Orang-orang yang narsis meyakini bahwa mereka adalah orang-orang yang lebih unggul daripada orang lain dan kurang bisa menghargai perasaan orang lain. Namun, di balik rasa percaya dirinya yang teramat kuat, sebenarnya orang narsis memiliki penghargaan terhadap diri sendiri yang lemah, mudah tersinggung meskipun terhadap kritikan kecil.
Sebenarnya kata narsis sendiri berasal dari seorang tokoh bernama Narciscus (bangsa Yunani) yang gemar mengagumi dirinya dengan bercermin di atas kolam. Hal inilah yang akhirnya menjadi dasar mengapa orang-orang yang terlalu berlebihan dalam mengagumi dirinya sendiri disebut narsis. Narsisme memiliki spektrum yang lebar, dari ringan sampai berat. Sedikit narsisme adalah normal dan sehat. Setiap orang sesekali perlu mementingkan diri sendiri dan menjaga harga diri. Masalah timbul bila kadarnya sudah berat sehingga merugikan diri sendiri dan hubungan dengan orang lain.
Kembali dalam konteks pilkada Manggarai 2020. Para actor lapis 1 sampai lapis sekian, semua orang berebut mendapatkan pengakuan entah itu dari masyarakat akar rumput atau dari kandidat itu sendiri.

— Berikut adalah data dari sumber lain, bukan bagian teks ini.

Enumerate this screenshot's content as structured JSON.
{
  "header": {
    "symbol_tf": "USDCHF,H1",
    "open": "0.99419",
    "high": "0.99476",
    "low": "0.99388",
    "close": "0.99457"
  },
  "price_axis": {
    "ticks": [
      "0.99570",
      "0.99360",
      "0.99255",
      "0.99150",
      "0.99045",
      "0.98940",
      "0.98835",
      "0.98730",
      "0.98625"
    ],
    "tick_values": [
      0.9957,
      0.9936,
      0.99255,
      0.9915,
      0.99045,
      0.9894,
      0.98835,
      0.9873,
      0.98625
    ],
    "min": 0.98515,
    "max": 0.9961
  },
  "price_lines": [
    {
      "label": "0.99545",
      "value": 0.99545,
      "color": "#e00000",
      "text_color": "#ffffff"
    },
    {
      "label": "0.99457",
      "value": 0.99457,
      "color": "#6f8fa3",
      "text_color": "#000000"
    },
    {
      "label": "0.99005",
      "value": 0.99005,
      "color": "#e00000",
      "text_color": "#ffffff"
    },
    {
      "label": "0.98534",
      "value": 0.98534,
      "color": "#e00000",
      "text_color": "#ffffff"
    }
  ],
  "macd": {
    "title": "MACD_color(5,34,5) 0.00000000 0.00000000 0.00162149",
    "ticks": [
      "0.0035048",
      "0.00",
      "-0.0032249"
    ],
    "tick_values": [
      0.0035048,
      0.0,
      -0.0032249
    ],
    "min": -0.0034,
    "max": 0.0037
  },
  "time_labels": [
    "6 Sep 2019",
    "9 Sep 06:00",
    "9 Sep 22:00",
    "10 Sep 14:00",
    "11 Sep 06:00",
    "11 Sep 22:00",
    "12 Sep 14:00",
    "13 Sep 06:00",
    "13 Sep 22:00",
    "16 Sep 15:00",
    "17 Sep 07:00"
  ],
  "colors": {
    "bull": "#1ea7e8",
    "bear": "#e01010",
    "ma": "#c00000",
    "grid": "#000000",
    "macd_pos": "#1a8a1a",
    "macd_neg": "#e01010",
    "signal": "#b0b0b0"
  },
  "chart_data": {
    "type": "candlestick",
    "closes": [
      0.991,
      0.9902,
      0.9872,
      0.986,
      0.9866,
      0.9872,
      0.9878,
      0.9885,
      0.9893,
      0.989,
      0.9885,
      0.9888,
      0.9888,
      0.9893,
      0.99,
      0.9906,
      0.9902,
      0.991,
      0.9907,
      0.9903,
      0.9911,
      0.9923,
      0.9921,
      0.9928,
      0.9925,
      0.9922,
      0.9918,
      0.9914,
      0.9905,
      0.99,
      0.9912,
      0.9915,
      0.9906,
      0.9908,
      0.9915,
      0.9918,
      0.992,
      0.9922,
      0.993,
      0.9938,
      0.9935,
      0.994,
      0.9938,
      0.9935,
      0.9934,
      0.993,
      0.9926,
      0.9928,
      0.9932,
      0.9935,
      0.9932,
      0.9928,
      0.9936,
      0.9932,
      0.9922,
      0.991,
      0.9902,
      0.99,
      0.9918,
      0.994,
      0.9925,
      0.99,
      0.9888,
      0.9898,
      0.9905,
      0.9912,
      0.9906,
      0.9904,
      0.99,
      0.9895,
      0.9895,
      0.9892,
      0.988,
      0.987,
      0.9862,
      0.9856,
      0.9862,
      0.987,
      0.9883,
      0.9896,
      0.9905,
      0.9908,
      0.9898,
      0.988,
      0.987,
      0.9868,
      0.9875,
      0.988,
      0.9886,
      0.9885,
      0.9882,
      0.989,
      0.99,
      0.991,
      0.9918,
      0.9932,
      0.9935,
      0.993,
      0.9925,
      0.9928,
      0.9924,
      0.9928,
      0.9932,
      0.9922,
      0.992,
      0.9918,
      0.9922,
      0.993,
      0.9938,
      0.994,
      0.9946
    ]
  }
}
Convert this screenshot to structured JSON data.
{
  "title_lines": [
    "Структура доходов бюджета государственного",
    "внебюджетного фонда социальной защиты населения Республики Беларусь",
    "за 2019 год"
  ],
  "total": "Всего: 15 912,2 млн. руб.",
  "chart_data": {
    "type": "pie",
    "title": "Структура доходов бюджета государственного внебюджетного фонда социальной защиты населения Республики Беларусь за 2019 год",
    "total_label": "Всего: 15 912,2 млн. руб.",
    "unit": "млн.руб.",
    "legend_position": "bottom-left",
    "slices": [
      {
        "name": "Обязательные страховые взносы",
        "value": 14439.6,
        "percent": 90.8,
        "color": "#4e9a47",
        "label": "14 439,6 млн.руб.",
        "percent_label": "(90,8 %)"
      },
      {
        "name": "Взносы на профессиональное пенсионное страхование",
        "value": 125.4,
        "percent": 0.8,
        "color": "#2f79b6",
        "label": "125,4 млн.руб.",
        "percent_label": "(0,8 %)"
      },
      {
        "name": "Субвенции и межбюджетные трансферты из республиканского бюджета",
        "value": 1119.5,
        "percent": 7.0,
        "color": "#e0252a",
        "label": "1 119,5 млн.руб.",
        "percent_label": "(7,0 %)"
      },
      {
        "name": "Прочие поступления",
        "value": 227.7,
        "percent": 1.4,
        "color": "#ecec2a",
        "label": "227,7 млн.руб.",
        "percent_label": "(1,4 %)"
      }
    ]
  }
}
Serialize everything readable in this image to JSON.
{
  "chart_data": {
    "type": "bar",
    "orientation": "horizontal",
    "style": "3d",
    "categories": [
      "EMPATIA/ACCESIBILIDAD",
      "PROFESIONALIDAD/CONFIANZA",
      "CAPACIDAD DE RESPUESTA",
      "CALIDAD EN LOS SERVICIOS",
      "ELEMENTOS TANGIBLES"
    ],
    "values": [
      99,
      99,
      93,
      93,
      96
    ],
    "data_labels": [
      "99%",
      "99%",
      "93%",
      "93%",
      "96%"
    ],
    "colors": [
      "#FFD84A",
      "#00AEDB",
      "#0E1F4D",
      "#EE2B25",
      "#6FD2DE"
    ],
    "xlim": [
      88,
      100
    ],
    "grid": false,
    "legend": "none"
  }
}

Dorongan dalam diri yang begitu kuat untuk mendapatkan kekuasaan membuat mereka sulit mengontrol sikap dan perilaku mereka. Semoga dugaan tentang bahaya gangguan kepribadian narsistik dalam politik pilkada kita kali ini tidaklah benar adanya.
Akan tetapi, jika ini sudah menunjukkan gangguan mental, sangat diharapkan untuk mulai turun ke bumi dan mencari pertolongan pada pihak yang kompeten. Budaya politik yang benar adalah politik yang tidak menyisakan sekat-sekat antar pendukung dan mampu menyatukan perbedaan.